März 15, 2010 1 Kommentar

Seit Edward Said 1978 seine große Studie über den „Orientalismus“ veröffentlichte, gibt es eine große Diskussion über die Wahrnehmung des Islam in Europa. Eine seltener gestellte Frage ist, wie die Bewohner der muslimischen Welt eigentlich den „Westen“ sehen, und welche Rolle diese Wahrnehmung in ihrer Geschichte gespielt hat. Eine Auseinandersetzung mit dem Werk von Bernard Lewis fördert dazu überraschende Aspekte zutage.

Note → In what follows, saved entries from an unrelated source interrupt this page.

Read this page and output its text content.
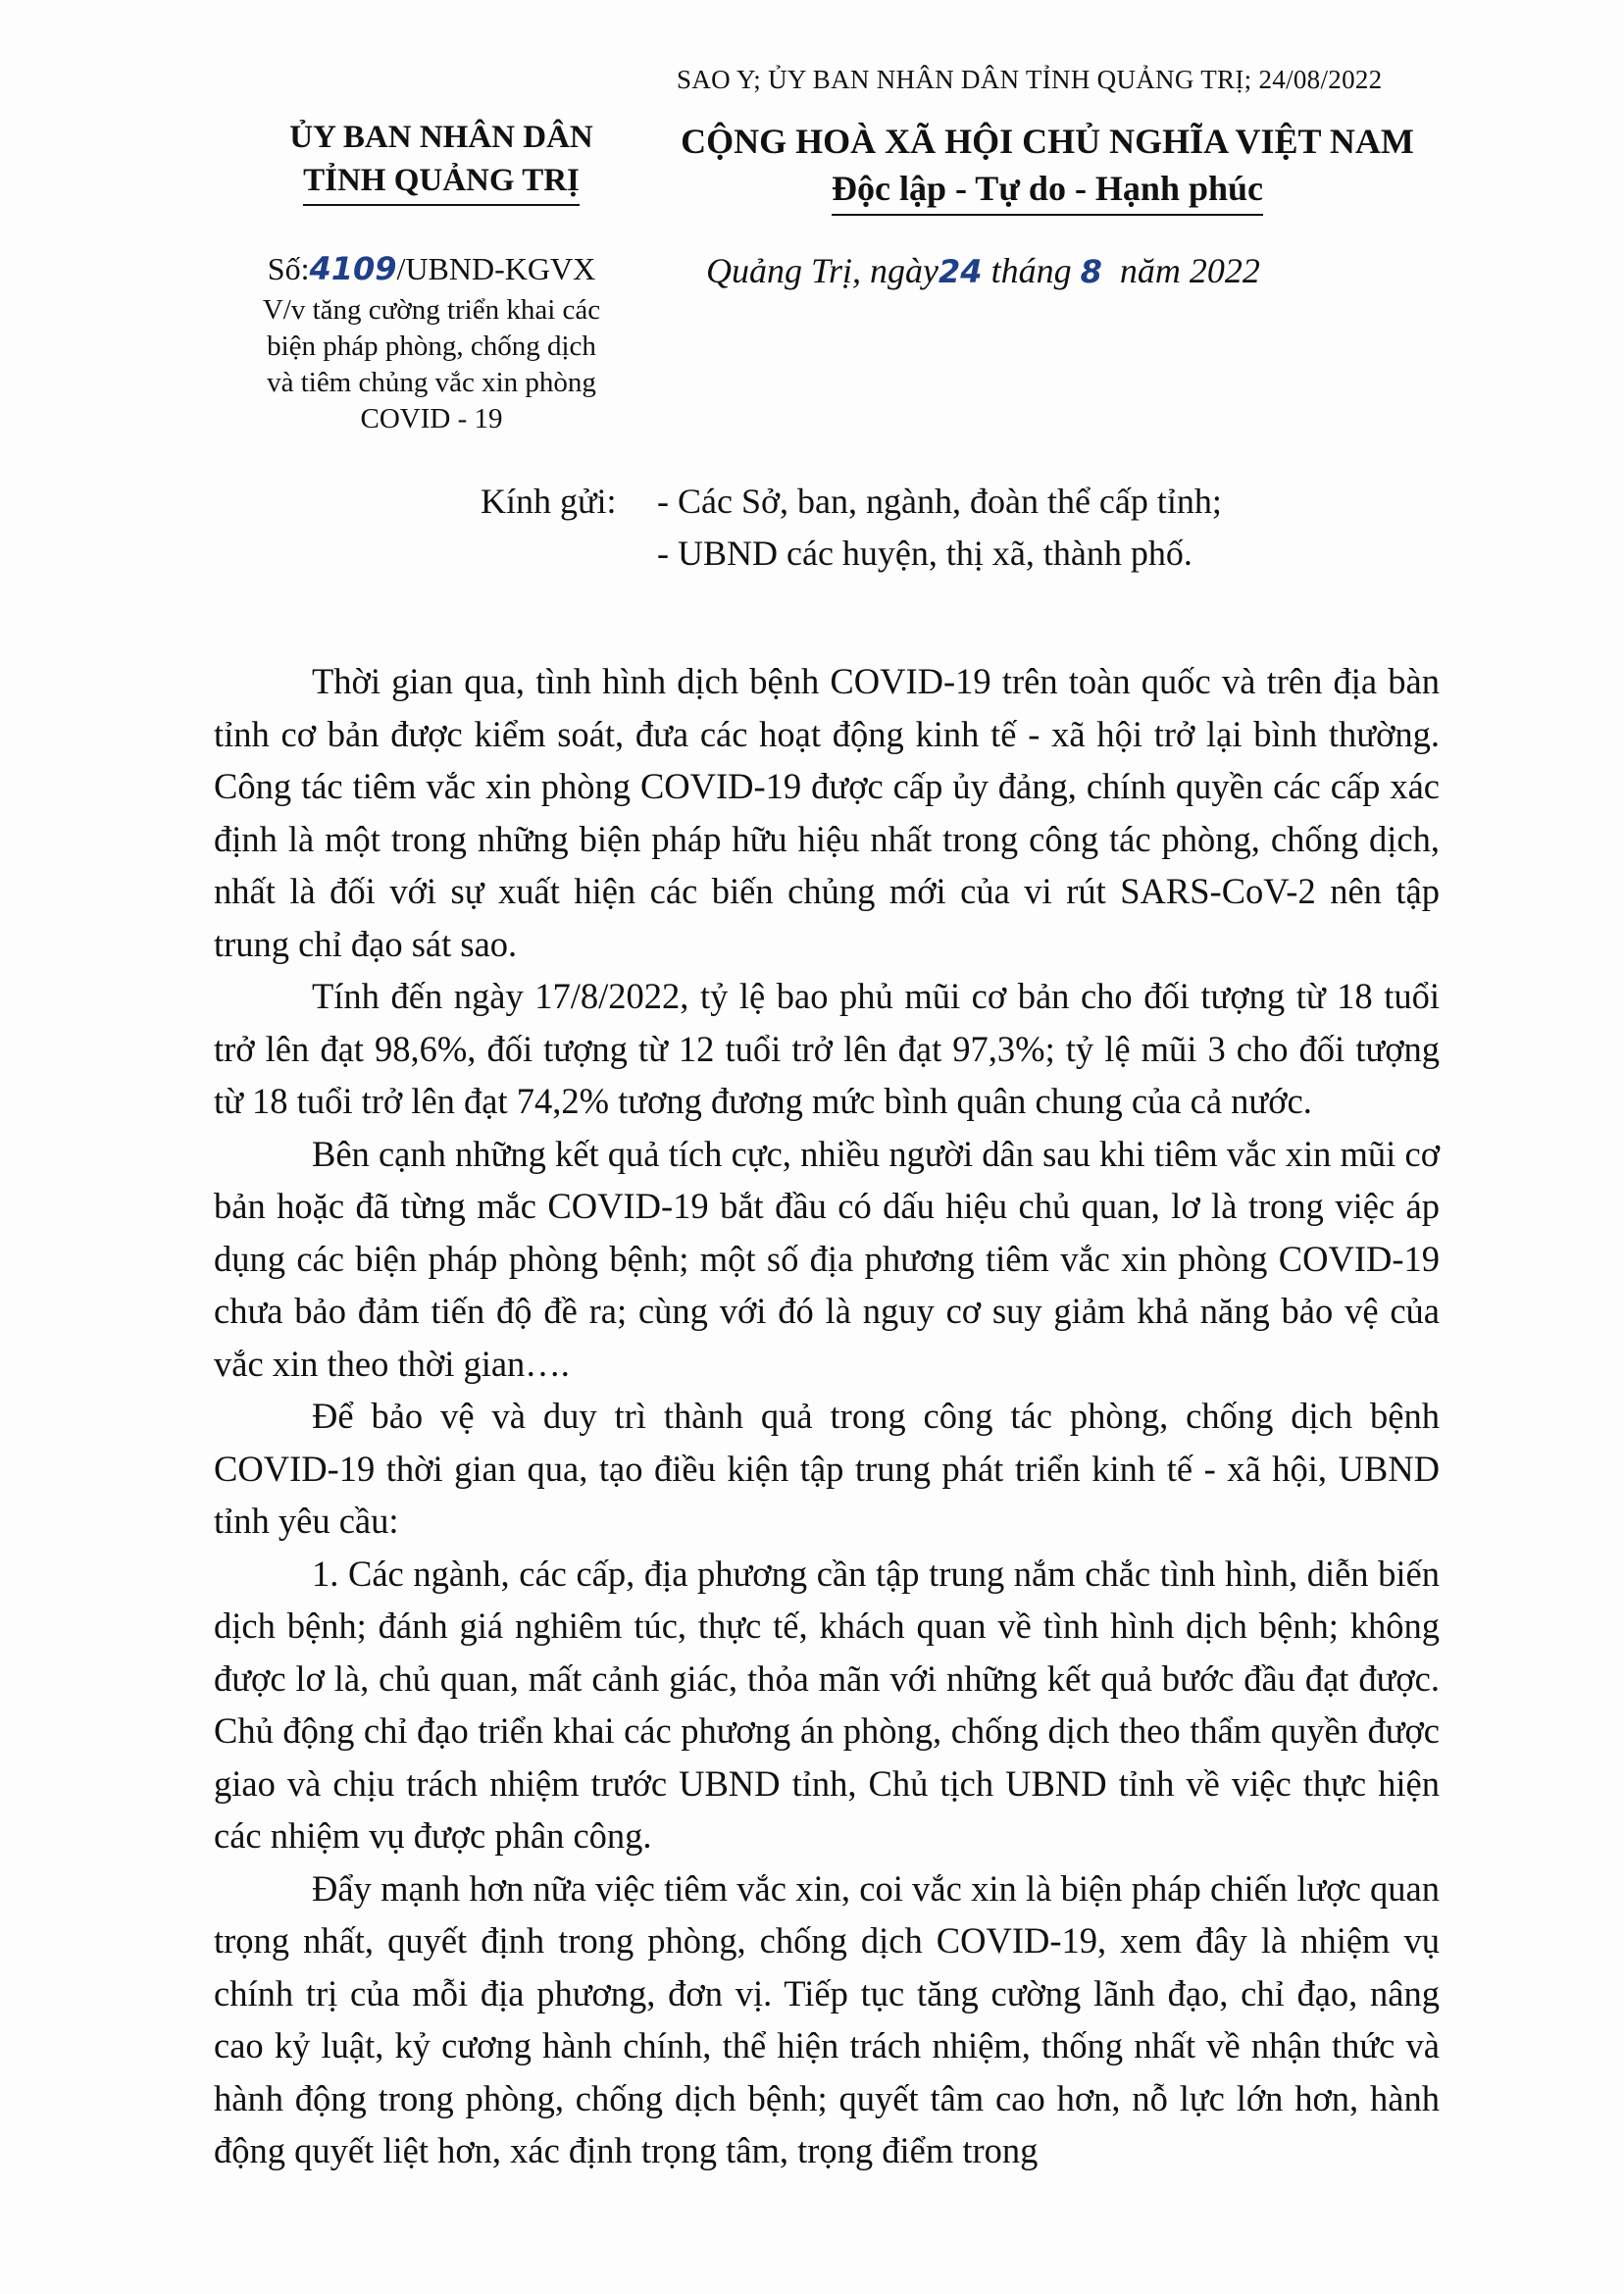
SAO Y; ỦY BAN NHÂN DÂN TỈNH QUẢNG TRỊ; 24/08/2022
ỦY BAN NHÂN DÂN
TỈNH QUẢNG TRỊ
CỘNG HOÀ XÃ HỘI CHỦ NGHĨA VIỆT NAM
Độc lập - Tự do - Hạnh phúc
Số:4109/UBND-KGVX
V/v tăng cường triển khai các
biện pháp phòng, chống dịch
và tiêm chủng vắc xin phòng
COVID - 19
Quảng Trị, ngày24 tháng 8 năm 2022
Kính gửi: - Các Sở, ban, ngành, đoàn thể cấp tỉnh;
- UBND các huyện, thị xã, thành phố.

Thời gian qua, tình hình dịch bệnh COVID-19 trên toàn quốc và trên địa bàn tỉnh cơ bản được kiểm soát, đưa các hoạt động kinh tế - xã hội trở lại bình thường. Công tác tiêm vắc xin phòng COVID-19 được cấp ủy đảng, chính quyền các cấp xác định là một trong những biện pháp hữu hiệu nhất trong công tác phòng, chống dịch, nhất là đối với sự xuất hiện các biến chủng mới của vi rút SARS-CoV-2 nên tập trung chỉ đạo sát sao.

Tính đến ngày 17/8/2022, tỷ lệ bao phủ mũi cơ bản cho đối tượng từ 18 tuổi trở lên đạt 98,6%, đối tượng từ 12 tuổi trở lên đạt 97,3%; tỷ lệ mũi 3 cho đối tượng từ 18 tuổi trở lên đạt 74,2% tương đương mức bình quân chung của cả nước.

Bên cạnh những kết quả tích cực, nhiều người dân sau khi tiêm vắc xin mũi cơ bản hoặc đã từng mắc COVID-19 bắt đầu có dấu hiệu chủ quan, lơ là trong việc áp dụng các biện pháp phòng bệnh; một số địa phương tiêm vắc xin phòng COVID-19 chưa bảo đảm tiến độ đề ra; cùng với đó là nguy cơ suy giảm khả năng bảo vệ của vắc xin theo thời gian….

Để bảo vệ và duy trì thành quả trong công tác phòng, chống dịch bệnh COVID-19 thời gian qua, tạo điều kiện tập trung phát triển kinh tế - xã hội, UBND tỉnh yêu cầu:

1. Các ngành, các cấp, địa phương cần tập trung nắm chắc tình hình, diễn biến dịch bệnh; đánh giá nghiêm túc, thực tế, khách quan về tình hình dịch bệnh; không được lơ là, chủ quan, mất cảnh giác, thỏa mãn với những kết quả bước đầu đạt được. Chủ động chỉ đạo triển khai các phương án phòng, chống dịch theo thẩm quyền được giao và chịu trách nhiệm trước UBND tỉnh, Chủ tịch UBND tỉnh về việc thực hiện các nhiệm vụ được phân công.

Đẩy mạnh hơn nữa việc tiêm vắc xin, coi vắc xin là biện pháp chiến lược quan trọng nhất, quyết định trong phòng, chống dịch COVID-19, xem đây là nhiệm vụ chính trị của mỗi địa phương, đơn vị. Tiếp tục tăng cường lãnh đạo, chỉ đạo, nâng cao kỷ luật, kỷ cương hành chính, thể hiện trách nhiệm, thống nhất về nhận thức và hành động trong phòng, chống dịch bệnh; quyết tâm cao hơn, nỗ lực lớn hơn, hành động quyết liệt hơn, xác định trọng tâm, trọng điểm trong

Der britische Historiker Bernard Lewis gehört zu den kompetentesten Nahostexperten und der Geschichte des Islam. Außerdem hat er das Verhältnis zwischen islamischer und europäisch/westlicher Kultur wie kein zweiter sorgfältig studiert. Seine Texte sind einerseits von einer sehr akribischen Kenntnis der Quellen geprägt, von einer spürbaren Sympathie für seinen Gegenstand durchdrungen und zeichnen sich doch durch eine sorgfältige intellektuelle Distanz aus. In einer neueren Veröffentlichung aus dem Jahre 2002 „What went wrong“ geht er der Frage nach, warum die islamische Welt ihren einstigen Glanz und jene Bedeutung verloren hat, die sie zumindest in den Augen der muslimischen Bevölkerungen des Nahen und Mittleren Ostens für lange Zeit inne hatte.